The father wouldn’t have passed along his genetics anyway. The mother consented to the fertility procedure. And the kids weren’t even conceived—indeed, had the doctor used a donor sample instead, the children who resulted from his sperm never even would have born. They owe their very existence to the doctor’s wrongdoing.
Judge David Nye was unconvinced.
“When a woman pursues artificial insemination,” Judge David Nye explained, “she and her loved ones entrust their physician with access to, and power over, areas of life that are unusually intimate and sacred. When that trust is unknowingly placed in a physician with evil hands and selfish motives, the fundamental right of procreation is debased and degraded.”
The biggest problem is that virtually all of the parents’ claims—informed consent, emotional distress, fraudulent concealment—appear to be barred by the statute of limitations. At least that’s what the defendant argued. The parents countered that normal filing deadlines were “tolled” because his deceit kept them from finding out.

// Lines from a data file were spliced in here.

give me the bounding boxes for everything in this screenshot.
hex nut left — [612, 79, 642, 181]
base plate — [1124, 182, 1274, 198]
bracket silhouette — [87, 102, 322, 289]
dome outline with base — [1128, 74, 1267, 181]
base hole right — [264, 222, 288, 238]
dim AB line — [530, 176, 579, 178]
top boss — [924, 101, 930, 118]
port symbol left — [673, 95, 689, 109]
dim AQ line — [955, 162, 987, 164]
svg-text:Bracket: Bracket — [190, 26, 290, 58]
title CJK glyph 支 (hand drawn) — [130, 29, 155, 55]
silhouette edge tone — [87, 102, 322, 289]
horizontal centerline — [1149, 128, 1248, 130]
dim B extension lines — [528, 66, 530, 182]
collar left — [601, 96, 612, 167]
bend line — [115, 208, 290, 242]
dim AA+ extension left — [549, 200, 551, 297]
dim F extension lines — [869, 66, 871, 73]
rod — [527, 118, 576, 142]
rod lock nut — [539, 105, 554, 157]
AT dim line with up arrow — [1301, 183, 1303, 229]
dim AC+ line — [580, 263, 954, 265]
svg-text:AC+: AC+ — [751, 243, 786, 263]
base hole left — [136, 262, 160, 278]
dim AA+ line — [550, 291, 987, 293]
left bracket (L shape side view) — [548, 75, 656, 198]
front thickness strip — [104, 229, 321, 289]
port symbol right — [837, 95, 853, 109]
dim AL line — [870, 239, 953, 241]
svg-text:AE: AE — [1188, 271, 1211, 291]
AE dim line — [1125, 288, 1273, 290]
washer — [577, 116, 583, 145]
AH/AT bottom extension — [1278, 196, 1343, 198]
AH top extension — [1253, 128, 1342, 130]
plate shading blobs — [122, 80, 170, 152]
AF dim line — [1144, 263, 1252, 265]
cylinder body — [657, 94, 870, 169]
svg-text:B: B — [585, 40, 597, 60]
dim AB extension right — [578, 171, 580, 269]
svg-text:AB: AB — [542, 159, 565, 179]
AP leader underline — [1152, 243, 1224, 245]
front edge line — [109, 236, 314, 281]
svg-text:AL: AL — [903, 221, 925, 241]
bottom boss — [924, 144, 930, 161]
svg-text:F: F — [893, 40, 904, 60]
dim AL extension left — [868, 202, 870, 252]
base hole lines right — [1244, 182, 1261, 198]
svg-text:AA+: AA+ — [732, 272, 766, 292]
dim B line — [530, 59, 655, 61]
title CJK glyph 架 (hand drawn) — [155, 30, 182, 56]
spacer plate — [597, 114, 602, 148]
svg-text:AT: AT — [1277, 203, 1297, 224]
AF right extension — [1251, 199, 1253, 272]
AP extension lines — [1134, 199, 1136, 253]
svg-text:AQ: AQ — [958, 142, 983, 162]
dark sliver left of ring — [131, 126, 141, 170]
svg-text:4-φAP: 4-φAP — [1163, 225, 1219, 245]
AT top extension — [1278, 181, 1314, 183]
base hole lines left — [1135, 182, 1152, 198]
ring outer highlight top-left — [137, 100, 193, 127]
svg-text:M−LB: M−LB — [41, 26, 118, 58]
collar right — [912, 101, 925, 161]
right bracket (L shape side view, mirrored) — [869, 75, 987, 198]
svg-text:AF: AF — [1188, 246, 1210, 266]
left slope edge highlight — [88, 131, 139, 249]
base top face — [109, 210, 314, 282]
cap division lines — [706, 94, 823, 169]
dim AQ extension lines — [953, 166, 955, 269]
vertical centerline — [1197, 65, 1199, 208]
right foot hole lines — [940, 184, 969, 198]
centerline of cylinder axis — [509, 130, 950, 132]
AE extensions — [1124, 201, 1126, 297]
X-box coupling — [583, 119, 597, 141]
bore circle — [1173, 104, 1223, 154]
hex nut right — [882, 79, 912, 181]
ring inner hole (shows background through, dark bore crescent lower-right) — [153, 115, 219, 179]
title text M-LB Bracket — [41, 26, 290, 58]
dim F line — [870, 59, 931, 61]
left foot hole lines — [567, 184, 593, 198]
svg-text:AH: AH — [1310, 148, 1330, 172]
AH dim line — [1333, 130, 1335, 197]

The court said too many facts are missing at this stage to determine which party had the better argument, but he preserved their medical malpractice claims for now.
I discussed the case with Above the Law when it was filed back in April.
And I write about its larger legal and social implications at greater length in a forthcoming project. This week’s decision is Rowlette v. Mortimer, No. 4:18-cv-00143-DCN, 2018 WL 5305538, (D. Idaho Oct. 25, 2018).